Aortic valve replacement (AVR) is the only effective treatment for aortic stenosis. A new study presented at ACC.17 and published in The Lancet shows that subclinical leaflet thrombosis is common following AVR, but more so after transcathether AVR (TAVR) than surgical AVR (SAVR). Anticoagulation therapy — but not dual antiplatelet therapy — can prevent or treat this complication.

Chakravarty et al. analysed (in a masked fashion) observational data from two single-centre registries (RESOLVE and SAVORY) of patients undergoing TAVR or SAVR. Subclinical leaflet thrombosis was determined on the basis of reduced leaflet motion on high-resolution CT imaging.

Of the 890 patients with interpretable CT scans, 12% had subclinical leaflet thrombosis. This finding is clinically relevant; the researchers showed that the condition was associated with an increased risk of nonprocedural stroke and transient ischaemic attack. Importantly, the frequency of subclinical leaflet thrombosis was lower with SAVR (4%) than with TAVR (13%), and TAVR was found to be independently associated with subclinical leaflet thrombosis risk.

Interestingly, subclinical leaflet thrombosis was more common in patients receiving dual antiplatelet therapy (15%) — the standard of care — compared with anticoagulants (4%); no significant difference between novel oral anticoagulants and warfarin was observed. The condition resolved in all patients receiving anticoagulation therapy, but persisted in most patients not receiving anticoagulants.

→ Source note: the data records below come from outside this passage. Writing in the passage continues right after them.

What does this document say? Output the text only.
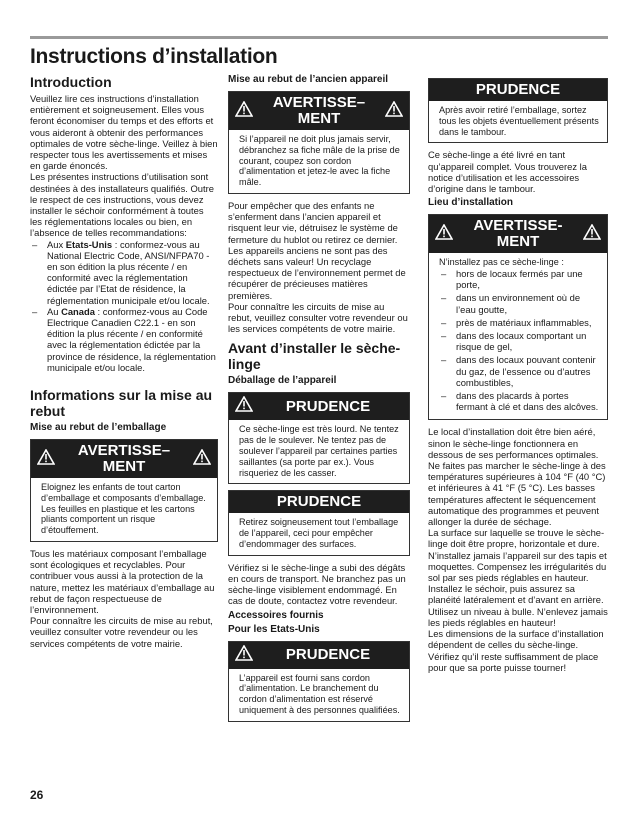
Instructions d’installation
Introduction

Veuillez lire ces instructions d’installation entièrement et soigneusement. Elles vous feront économiser du temps et des efforts et vous aideront à obtenir des performances optimales de votre sèche-linge. Veillez à bien respecter tous les avertissements et mises en garde énoncés.

Les présentes instructions d’utilisation sont destinées à des installateurs qualifiés. Outre le respect de ces instructions, vous devez installer le séchoir conformément à toutes les réglementations locales ou bien, en l’absence de telles recommandations:

– Aux Etats-Unis : conformez-vous au National Electric Code, ANSI/NFPA70 - en son édition la plus récente / en conformité avec la réglementation édictée par l’Etat de résidence, la réglementation municipale et/ou locale.
– Au Canada : conformez-vous au Code Electrique Canadien C22.1 - en son édition la plus récente / en conformité avec la réglementation édictée par la province de résidence, la réglementation municipale et/ou locale.
Informations sur la mise au rebut
Mise au rebut de l’emballage
AVERTISSE– MENT

Eloignez les enfants de tout carton d’emballage et composants d’emballage. Les feuilles en plastique et les cartons pliants comportent un risque d’étouffement.

Tous les matériaux composant l’emballage sont écologiques et recyclables. Pour contribuer vous aussi à la protection de la nature, mettez les matériaux d’emballage au rebut de façon respectueuse de l’environnement.

Pour connaître les circuits de mise au rebut, veuillez consulter votre revendeur ou les services compétents de votre mairie.

Mise au rebut de l’ancien appareil
AVERTISSE– MENT

Si l’appareil ne doit plus jamais servir, débranchez sa fiche mâle de la prise de courant, coupez son cordon d’alimentation et jetez-le avec la fiche mâle.

Pour empêcher que des enfants ne s’enferment dans l’ancien appareil et risquent leur vie, détruisez le système de fermeture du hublot ou retirez ce dernier.

Les appareils anciens ne sont pas des déchets sans valeur! Un recyclage respectueux de l’environnement permet de récupérer de précieuses matières premières.

Pour connaître les circuits de mise au rebut, veuillez consulter votre revendeur ou les services compétents de votre mairie.

Avant d’installer le sèche-linge
Déballage de l’appareil
PRUDENCE

Ce sèche-linge est très lourd. Ne tentez pas de le soulever. Ne tentez pas de soulever l’appareil par certaines parties saillantes (sa porte par ex.). Vous risqueriez de les casser.

PRUDENCE

Retirez soigneusement tout l’emballage de l’appareil, ceci pour empêcher d’endommager des surfaces.

Vérifiez si le sèche-linge a subi des dégâts en cours de transport. Ne branchez pas un sèche-linge visiblement endommagé. En cas de doute, contactez votre revendeur.

Accessoires fournis
Pour les Etats-Unis
PRUDENCE

L’appareil est fourni sans cordon d’alimentation. Le branchement du cordon d’alimentation est réservé uniquement à des personnes qualifiées.

PRUDENCE

Après avoir retiré l’emballage, sortez tous les objets éventuellement présents dans le tambour.

Ce sèche-linge a été livré en tant qu’appareil complet. Vous trouverez la notice d’utilisation et les accessoires d’origine dans le tambour.

Lieu d’installation
AVERTISSE- MENT

N’installez pas ce sèche-linge :

– hors de locaux fermés par une porte,
– dans un environnement où de l’eau goutte,
– près de matériaux inflammables,
– dans des locaux comportant un risque de gel,
– dans des locaux pouvant contenir du gaz, de l’essence ou d’autres combustibles,
– dans des placards à portes fermant à clé et dans des alcôves.

Le local d’installation doit être bien aéré, sinon le sèche-linge fonctionnera en dessous de ses performances optimales.

Ne faites pas marcher le sèche-linge à des températures supérieures à 104 °F (40 °C) et inférieures à 41 °F (5 °C). Les basses températures affectent le séquencement automatique des programmes et peuvent allonger la durée de séchage.

La surface sur laquelle se trouve le sèche-linge doit être propre, horizontale et dure. N’installez jamais l’appareil sur des tapis et moquettes. Compensez les irrégularités du sol par ses pieds réglables en hauteur. Installez le séchoir, puis assurez sa planéité latéralement et d’avant en arrière. Utilisez un niveau à bulle. N’enlevez jamais les pieds réglables en hauteur!

Les dimensions de la surface d’installation dépendent de celles du sèche-linge. Vérifiez qu’il reste suffisamment de place pour que sa porte puisse tourner!

26
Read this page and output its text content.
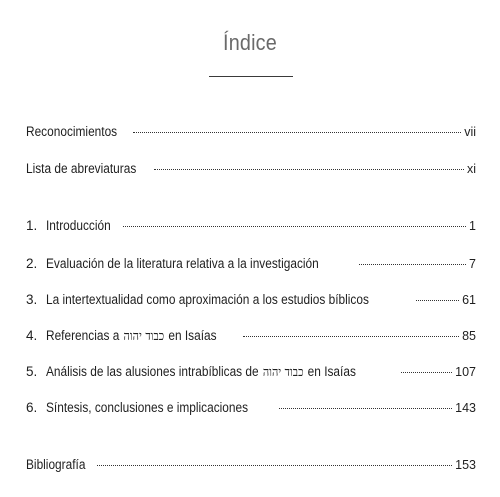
Índice
Reconocimientos	vii
Lista de abreviaturas	xi
1. Introducción	1
2. Evaluación de la literatura relativa a la investigación	7
3. La intertextualidad como aproximación a los estudios bíblicos	61
4. Referencias a כבוד יהוה en Isaías	85
5. Análisis de las alusiones intrabíblicas de כבוד יהוה en Isaías	107
6. Síntesis, conclusiones e implicaciones	143
Bibliografía	153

These findings suggest that prevention and treatment of subclinical leaflet thrombosis might further improve TAVR outcomes, and that the current recommendations to use dual antiplatelet therapy following AVR might require revision. However, prospective, randomized, controlled clinical trials are needed to test this hypothesis and to assess whether routine anticoagulation for all patients undergoing AVR outweighs adverse effects, such as increased bleeding.